Kasus Covid-19 Meningkat, Peneliti Minta Pemerintah dan KPU Tunda Pilkada 2020

AKURAT.CO, Peneliti bidang hukum The Indonesian Institute (TII) Aulia Guzasiah meminta Pemerintah dan KPU RI menunda penyelenggaraan Pilkada Serentak yang dijadwalkan pada Desember 2020 mendatang. Penundaan itu dilakukan mengingat jumlah kasus positif Covid-19 yang terus meningkat bahkan kini sudah mencapai 47.896 orang.

“Benar, sungguh sangat riskan jika tetap dilanjutkan. Meski telah diwacanakan dengan penambahan TPS dan protokol kesehatan yang ketat, namun tentu masih mengkhawatirkan. Bayangkan saja, ada sekitar 105 juta pemilih di 270 daerah yang nantinya tetap harus bergerak dan berkumpul bersama-sama di suatu tempat pada hari pelaksanaannya” kata Aulia kepada AKURAT.CO, Jakarta, Rabu (24/6/2020).

Belum lagi, kata Aulia, jika dikaitkan dengan dinamika politik sektoral dan intrik-intrik konflik yang niscaya akan terjadi selepas pemilihan. Tambahnya, hal ini tentu akan semakin memperkeruh situasi, dan sama saja membuat usaha pembatasan sosial yang telah dilakukan tidak berarti apa-apa.

“Paling tidak, tunggu dulu sampai angka kasus ini memperlihat kan tanda-tanda mereda. Ini kan sejak Perppu Nomor 2 Tahun 2020 terkait Pilkada yang dikeluarkan di awal bulan Mei kemarin, jumlah kasusnya belum juga kunjung mengalami penurunan. Bahkan cenderung semakin meruncing,” imbuhnya.
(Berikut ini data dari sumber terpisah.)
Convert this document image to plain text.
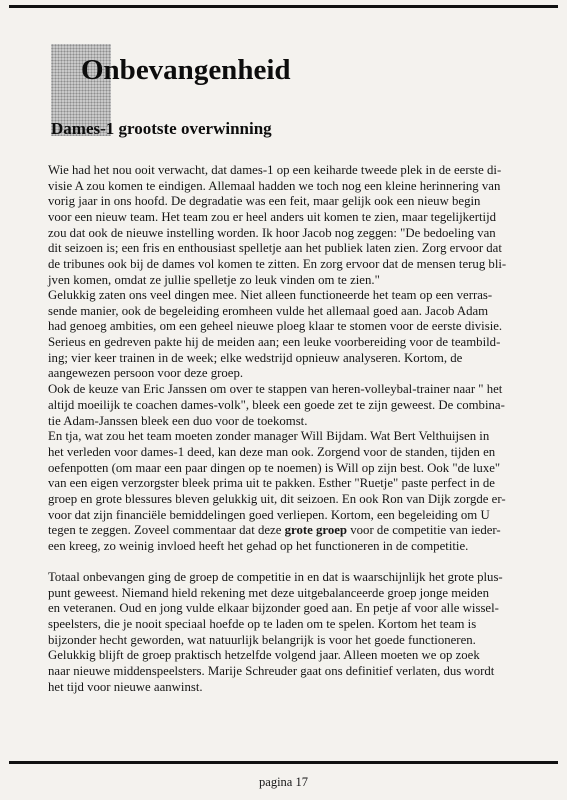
Onbevangenheid
Dames-1 grootste overwinning
Wie had het nou ooit verwacht, dat dames-1 op een keiharde tweede plek in de eerste di-
visie A zou komen te eindigen. Allemaal hadden we toch nog een kleine herinnering van
vorig jaar in ons hoofd. De degradatie was een feit, maar gelijk ook een nieuw begin
voor een nieuw team. Het team zou er heel anders uit komen te zien, maar tegelijkertijd
zou dat ook de nieuwe instelling worden. Ik hoor Jacob nog zeggen: "De bedoeling van
dit seizoen is; een fris en enthousiast spelletje aan het publiek laten zien. Zorg ervoor dat
de tribunes ook bij de dames vol komen te zitten. En zorg ervoor dat de mensen terug bli-
jven komen, omdat ze jullie spelletje zo leuk vinden om te zien."
Gelukkig zaten ons veel dingen mee. Niet alleen functioneerde het team op een verras-
sende manier, ook de begeleiding eromheen vulde het allemaal goed aan. Jacob Adam
had genoeg ambities, om een geheel nieuwe ploeg klaar te stomen voor de eerste divisie.
Serieus en gedreven pakte hij de meiden aan; een leuke voorbereiding voor de teambild-
ing; vier keer trainen in de week; elke wedstrijd opnieuw analyseren. Kortom, de
aangewezen persoon voor deze groep.
Ook de keuze van Eric Janssen om over te stappen van heren-volleybal-trainer naar " het
altijd moeilijk te coachen dames-volk", bleek een goede zet te zijn geweest. De combina-
tie Adam-Janssen bleek een duo voor de toekomst.
En tja, wat zou het team moeten zonder manager Will Bijdam. Wat Bert Velthuijsen in
het verleden voor dames-1 deed, kan deze man ook. Zorgend voor de standen, tijden en
oefenpotten (om maar een paar dingen op te noemen) is Will op zijn best. Ook "de luxe"
van een eigen verzorgster bleek prima uit te pakken. Esther "Ruetje" paste perfect in de
groep en grote blessures bleven gelukkig uit, dit seizoen. En ook Ron van Dijk zorgde er-
voor dat zijn financiële bemiddelingen goed verliepen. Kortom, een begeleiding om U
tegen te zeggen. Zoveel commentaar dat deze grote groep voor de competitie van ieder-
een kreeg, zo weinig invloed heeft het gehad op het functioneren in de competitie.
Totaal onbevangen ging de groep de competitie in en dat is waarschijnlijk het grote plus-
punt geweest. Niemand hield rekening met deze uitgebalanceerde groep jonge meiden
en veteranen. Oud en jong vulde elkaar bijzonder goed aan. En petje af voor alle wissel-
speelsters, die je nooit speciaal hoefde op te laden om te spelen. Kortom het team is
bijzonder hecht geworden, wat natuurlijk belangrijk is voor het goede functioneren.
Gelukkig blijft de groep praktisch hetzelfde volgend jaar. Alleen moeten we op zoek
naar nieuwe middenspeelsters. Marije Schreuder gaat ons definitief verlaten, dus wordt
het tijd voor nieuwe aanwinst.
pagina 17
Terkait dengan kepastian kapan persisnya pandemi ini berakhir, memang belum ada seorangpun yang dapat memperoyeksikannya secara pasti. Namun tentu akan sangat tidak etis dan empatis jika tetap harus bertaruh nyawa, demi hanya untuk memuaskan hasrat dan agenda politik semata.

“Bukannya diawal-awal penyebaran pandemi ini, presiden sendiri selalu menggaungkan keselamatan  rakyat adalah hukum tertinggi? Inilah saatnya menguji pernyataan tersebut. Apalagi Perppu Pilkada yang dikeluarkan kemarin itu, juga tidak kaku-kaku amat menetapkan ketentuan pelaksanaannya. Dalam Pasal 210A ayat (3) masih menyediakan opsi lanjutan terkait penundaannya. Sekiranya dengan melihat perkembangan kasus positif saat ini, tidak ada alasan lagi untuk tetap melanjutkannya,” tukasnya.
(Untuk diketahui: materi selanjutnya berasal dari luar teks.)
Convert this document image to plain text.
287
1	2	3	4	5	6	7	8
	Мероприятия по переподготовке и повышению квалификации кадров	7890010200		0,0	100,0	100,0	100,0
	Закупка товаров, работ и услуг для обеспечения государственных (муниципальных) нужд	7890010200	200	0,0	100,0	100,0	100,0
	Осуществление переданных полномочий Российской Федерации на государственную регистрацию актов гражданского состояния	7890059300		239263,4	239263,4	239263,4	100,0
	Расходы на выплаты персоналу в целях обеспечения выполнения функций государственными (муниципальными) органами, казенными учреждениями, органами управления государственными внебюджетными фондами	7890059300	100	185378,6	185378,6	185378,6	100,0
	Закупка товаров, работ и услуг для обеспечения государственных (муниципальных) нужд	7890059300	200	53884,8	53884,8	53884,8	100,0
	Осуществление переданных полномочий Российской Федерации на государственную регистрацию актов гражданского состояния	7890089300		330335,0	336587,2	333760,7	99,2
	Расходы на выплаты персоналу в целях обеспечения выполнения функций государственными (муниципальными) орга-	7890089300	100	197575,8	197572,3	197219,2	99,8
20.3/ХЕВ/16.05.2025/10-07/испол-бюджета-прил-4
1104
Meski begitu, Aulia menyatakan sebenarnya masih terdapat solusi alternatif yang sedari kemarin kurang begitu mendapat perhatian, yakni pemilihan yang dilakukan secara elektronik dan melalui pemanfaatan jaringan internet. Menurutnya, cara ini paling tidak dapat menjadi penengah dan solusi penyelenggaraan pilkada aman tanpa perlu mengenyampingkan faktor keselematan warga.
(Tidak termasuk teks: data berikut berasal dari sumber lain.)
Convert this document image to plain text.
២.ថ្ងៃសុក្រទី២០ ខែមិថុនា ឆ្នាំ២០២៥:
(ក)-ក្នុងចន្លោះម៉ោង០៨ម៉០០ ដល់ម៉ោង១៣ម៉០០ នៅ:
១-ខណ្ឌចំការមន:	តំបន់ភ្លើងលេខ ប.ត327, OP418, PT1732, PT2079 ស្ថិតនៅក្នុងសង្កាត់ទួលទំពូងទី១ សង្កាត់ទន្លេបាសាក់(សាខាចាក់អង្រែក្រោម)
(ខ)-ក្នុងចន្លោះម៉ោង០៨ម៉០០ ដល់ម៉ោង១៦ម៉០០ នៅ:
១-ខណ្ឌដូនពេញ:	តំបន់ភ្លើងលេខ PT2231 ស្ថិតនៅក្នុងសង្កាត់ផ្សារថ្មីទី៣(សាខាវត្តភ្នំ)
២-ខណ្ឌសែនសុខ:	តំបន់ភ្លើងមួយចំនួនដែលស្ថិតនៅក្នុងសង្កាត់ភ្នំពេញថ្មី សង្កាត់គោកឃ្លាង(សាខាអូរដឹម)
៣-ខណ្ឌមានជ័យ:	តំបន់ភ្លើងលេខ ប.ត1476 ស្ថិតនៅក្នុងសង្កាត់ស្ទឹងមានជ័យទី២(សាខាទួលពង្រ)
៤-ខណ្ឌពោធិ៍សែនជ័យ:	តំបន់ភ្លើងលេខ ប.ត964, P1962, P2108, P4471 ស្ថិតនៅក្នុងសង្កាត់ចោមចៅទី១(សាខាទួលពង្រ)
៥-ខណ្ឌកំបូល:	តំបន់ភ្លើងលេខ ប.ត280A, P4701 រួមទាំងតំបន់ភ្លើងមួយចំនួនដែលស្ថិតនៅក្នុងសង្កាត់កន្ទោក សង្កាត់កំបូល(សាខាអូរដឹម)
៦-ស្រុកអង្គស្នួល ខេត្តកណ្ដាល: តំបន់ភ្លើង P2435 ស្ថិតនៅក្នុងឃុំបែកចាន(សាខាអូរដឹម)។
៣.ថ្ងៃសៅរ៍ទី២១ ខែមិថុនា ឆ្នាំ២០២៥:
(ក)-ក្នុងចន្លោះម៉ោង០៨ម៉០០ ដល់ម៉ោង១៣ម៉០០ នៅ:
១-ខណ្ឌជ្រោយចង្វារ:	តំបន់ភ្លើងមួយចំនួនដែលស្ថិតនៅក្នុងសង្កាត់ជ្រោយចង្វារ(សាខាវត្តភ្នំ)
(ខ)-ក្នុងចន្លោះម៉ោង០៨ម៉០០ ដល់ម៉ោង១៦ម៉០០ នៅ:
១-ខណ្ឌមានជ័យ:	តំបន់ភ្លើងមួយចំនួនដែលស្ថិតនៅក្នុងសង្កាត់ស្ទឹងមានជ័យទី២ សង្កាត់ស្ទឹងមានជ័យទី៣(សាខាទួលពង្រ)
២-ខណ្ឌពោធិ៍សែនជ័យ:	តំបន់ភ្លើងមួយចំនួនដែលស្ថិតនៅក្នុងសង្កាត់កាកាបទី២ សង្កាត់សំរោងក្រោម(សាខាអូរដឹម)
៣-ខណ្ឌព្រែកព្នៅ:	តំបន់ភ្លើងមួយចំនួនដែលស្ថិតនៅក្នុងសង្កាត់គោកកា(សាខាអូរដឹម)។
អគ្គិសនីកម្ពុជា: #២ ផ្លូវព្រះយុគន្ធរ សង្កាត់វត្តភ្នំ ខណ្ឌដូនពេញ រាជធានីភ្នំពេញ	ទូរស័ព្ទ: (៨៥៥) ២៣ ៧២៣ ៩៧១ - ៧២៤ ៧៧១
“Ya, setidaknya hal ini dapat dipertimbangkan. Wacana penyelenggaraannya memang dapat dikatakan masih tumbuh-tenggelam dan dipermasalahkan di beberapa negara. Terutama soal jaminan keamanannya yang masih rentan terhadap retasan. Namun teknologi sekiranya telah jauh berkembang dan lebih mutakhir,” ujarnya.

Lanjutnya, sebut saja teknologi blockchain yang mulai dibicarakan pemanfaatannya dalam pemilu. Aulia menyatakan, hari ini sekiranya akan sangat sulit menemukan seseorang yang paham kriptografi dan masih meragukan pola kerjanya dalam mengamankan data secara teoritikal.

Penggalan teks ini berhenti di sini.